Language Models (LMs) typically adhere to a "pre-training and fine-tuning" paradigm, where a universal pre-trained model can be fine-tuned to cater to various specialized domains. Low-Rank Adaptation (LoRA) has gained the most widespread use in LM fine-tuning due to its lightweight computational cost and remarkable performance. Because the proportion of parameters tuned by LoRA is relatively small, there might be a misleading impression that the LoRA fine-tuning data is invulnerable to Membership Inference Attacks (MIAs). However, we identify that utilizing the pre-trained model can induce more information leakage, which is neglected by existing MIAs.
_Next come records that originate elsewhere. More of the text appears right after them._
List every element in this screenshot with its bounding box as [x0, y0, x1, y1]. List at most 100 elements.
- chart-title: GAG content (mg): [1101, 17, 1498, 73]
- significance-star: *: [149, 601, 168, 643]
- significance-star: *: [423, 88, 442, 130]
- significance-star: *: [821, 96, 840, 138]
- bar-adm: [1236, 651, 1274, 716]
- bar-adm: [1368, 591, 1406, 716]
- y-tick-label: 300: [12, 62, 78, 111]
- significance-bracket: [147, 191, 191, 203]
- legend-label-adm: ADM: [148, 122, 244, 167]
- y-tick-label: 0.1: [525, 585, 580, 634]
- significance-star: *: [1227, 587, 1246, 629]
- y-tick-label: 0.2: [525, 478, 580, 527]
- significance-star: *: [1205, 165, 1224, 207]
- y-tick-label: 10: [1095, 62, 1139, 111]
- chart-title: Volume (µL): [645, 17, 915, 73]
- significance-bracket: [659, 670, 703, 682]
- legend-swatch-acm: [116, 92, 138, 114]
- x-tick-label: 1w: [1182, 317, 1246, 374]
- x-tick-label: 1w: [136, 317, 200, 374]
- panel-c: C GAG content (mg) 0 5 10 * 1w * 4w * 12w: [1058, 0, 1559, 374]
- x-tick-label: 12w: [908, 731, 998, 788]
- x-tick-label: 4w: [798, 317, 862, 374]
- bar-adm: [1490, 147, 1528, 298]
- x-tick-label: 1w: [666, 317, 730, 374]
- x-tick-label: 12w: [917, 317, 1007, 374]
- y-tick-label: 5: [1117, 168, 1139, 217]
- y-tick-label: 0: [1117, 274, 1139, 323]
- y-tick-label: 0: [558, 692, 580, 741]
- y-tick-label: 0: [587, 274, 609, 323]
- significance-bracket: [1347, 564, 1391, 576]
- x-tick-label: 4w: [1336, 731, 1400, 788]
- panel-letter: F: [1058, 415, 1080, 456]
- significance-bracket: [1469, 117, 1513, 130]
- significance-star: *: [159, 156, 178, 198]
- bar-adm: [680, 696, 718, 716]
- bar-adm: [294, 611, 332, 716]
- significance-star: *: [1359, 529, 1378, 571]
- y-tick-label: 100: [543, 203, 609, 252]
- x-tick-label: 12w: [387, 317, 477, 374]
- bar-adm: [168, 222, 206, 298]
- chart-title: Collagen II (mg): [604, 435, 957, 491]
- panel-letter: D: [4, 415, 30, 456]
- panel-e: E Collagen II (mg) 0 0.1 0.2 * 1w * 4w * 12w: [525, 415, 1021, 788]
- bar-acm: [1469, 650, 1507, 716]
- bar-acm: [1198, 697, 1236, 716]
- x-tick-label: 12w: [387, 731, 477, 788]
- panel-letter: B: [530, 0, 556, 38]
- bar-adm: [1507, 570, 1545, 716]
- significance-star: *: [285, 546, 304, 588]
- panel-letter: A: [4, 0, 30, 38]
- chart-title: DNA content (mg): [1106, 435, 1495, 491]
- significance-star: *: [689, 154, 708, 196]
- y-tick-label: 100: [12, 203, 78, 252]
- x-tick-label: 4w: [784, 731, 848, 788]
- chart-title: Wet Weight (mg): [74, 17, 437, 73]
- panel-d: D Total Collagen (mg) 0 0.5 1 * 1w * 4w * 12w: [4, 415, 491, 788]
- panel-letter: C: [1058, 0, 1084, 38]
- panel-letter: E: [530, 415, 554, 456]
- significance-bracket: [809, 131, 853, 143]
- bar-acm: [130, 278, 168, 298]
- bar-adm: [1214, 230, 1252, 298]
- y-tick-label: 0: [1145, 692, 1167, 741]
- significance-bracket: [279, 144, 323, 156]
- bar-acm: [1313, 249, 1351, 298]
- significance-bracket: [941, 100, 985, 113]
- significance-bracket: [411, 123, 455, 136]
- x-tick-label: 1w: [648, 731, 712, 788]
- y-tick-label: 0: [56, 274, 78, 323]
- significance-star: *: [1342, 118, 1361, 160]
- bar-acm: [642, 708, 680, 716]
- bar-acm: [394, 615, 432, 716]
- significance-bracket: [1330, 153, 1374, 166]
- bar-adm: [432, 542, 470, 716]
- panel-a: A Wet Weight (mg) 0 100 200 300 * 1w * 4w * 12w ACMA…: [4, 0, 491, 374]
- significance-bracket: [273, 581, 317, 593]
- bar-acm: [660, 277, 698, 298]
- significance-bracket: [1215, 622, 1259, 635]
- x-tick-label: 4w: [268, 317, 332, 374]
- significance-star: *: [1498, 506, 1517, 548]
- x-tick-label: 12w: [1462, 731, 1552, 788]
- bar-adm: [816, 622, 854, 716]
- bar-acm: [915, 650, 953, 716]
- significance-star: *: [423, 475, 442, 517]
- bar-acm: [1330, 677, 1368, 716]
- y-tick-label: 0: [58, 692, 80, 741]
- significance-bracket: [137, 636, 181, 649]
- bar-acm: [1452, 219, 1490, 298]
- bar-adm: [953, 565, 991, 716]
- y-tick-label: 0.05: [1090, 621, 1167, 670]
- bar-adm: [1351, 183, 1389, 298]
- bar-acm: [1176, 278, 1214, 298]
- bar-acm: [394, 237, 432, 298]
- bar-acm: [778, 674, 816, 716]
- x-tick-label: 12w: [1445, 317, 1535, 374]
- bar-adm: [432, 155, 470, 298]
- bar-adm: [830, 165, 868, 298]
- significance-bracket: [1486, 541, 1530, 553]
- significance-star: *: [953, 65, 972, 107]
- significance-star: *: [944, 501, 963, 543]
Therefore, we introduce LoRA-Leak, a holistic evaluation framework for MIAs against the fine-tuning datasets of LMs. LoRA-Leak incorporates fifteen membership inference attacks, including ten existing MIAs, and five improved MIAs that leverage the pre-trained model as a reference. In experiments, we apply LoRA-Leak to three advanced LMs across three popular natural language processing tasks, demonstrating that LoRA-based fine-tuned LMs are still vulnerable to MIAs (e.g., 0.775 AUC under conservative fine-tuning settings). We also applied LoRA-Leak to different fine-tuning settings to understand the resulting privacy risks. We further explore four defenses and find that only dropout and excluding specific LM layers during fine-tuning effectively mitigate MIA risks while maintaining utility. We highlight that under the "pre-training and fine-tuning" paradigm, the existence of the pre-trained model makes MIA a more severe risk for LoRA-based LMs. We hope that our findings can provide guidance on data privacy protection for specialized LM providers.